Thanksgiving food for dogs and cats

I was just reading Thanksgiving foods for dogs and cats. While I noticed bananas on the cat list it was not on the dog list. My dog loved bananas and would jump around every time I started peeling one, so I would give her a few small bites. She passed away at over 16 so I don't think it was from the bananas. Are they bad for dogs???


bananas and dogs

The Editors's picture

As you have found, most dogs can handle bananas when given in small doses, and the fruit offers some nutritional benefits such as potassium and fiber. Bananas are high in sugar, however, so it is not recommended that they are given to dogs in large amounts. Never let dogs eat the peel: Although not toxic, it is hard to digest and can cause blockages.

Dog can eat

Dogs absolutely need the skin and fat off the turkey. It is very good for them.
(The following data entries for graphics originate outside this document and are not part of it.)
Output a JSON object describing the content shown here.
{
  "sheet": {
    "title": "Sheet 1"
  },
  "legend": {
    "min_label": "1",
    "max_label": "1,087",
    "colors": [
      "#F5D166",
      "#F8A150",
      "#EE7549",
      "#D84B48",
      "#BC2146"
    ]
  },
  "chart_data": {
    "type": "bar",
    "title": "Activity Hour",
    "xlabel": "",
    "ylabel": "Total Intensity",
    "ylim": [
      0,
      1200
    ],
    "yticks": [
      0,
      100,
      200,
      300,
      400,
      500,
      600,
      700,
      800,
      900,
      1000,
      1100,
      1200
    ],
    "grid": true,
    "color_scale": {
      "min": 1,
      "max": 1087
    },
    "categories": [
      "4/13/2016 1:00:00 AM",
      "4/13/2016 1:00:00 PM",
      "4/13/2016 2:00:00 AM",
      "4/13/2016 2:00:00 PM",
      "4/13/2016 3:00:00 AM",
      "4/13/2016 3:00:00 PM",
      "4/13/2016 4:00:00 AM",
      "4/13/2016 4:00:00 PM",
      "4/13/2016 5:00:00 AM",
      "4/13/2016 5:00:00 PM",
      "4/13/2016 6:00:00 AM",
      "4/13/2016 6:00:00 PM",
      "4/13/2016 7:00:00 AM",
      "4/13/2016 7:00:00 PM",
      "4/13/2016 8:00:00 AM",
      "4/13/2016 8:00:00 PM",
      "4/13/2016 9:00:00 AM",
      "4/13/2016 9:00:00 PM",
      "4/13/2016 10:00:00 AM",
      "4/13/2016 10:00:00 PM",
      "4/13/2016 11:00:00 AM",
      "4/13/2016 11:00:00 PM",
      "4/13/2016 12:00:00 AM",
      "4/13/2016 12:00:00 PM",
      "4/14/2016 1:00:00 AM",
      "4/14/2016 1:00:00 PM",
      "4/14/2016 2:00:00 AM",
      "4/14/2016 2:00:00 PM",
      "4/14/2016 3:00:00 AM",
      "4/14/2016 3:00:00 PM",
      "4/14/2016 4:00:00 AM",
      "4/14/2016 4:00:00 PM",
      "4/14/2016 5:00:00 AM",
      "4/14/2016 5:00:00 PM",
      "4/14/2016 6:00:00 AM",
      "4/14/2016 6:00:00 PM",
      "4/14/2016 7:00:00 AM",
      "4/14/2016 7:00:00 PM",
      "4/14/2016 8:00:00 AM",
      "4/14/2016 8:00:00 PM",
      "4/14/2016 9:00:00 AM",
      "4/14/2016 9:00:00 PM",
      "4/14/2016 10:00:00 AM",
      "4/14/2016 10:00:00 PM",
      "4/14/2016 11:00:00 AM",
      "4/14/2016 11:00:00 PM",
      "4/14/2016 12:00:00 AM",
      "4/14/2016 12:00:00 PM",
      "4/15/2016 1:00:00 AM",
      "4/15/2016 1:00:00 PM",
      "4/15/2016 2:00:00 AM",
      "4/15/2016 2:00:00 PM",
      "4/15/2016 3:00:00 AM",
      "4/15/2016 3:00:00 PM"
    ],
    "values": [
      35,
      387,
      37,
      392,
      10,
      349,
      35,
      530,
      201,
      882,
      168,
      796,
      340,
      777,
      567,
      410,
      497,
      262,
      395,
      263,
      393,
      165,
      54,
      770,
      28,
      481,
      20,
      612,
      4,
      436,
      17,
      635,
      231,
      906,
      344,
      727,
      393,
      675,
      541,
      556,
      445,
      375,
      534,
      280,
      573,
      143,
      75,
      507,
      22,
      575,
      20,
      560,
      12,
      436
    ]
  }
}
Matter of fact, it's even healthy for you and I to eat. I make my own dog food, and I never add corn to his food. They cannot digest it any more than you or I can. They can eat veggies such as broccoli, cauliflower, carrots, green beans, peas, pumpkin (puree only or whole roasted), I do give my dog sweet potatoes that I have par boiled before putting into his food, but I seldom give him white potatoes. I do agree, never ever give them bones from turkeys or chickens, however, it is perfectly ok to give them raw chicken thighs with the bone in. But, never give them thigh bones that have been cooked.

Thanksgiving food that’s safe for dogs

Please correct the sentence in “Ham” that states “ a lot goes a long way”. I’m sure it should say “a little goes a long way”. Thanks for correcting and helping to keep our best friends safe.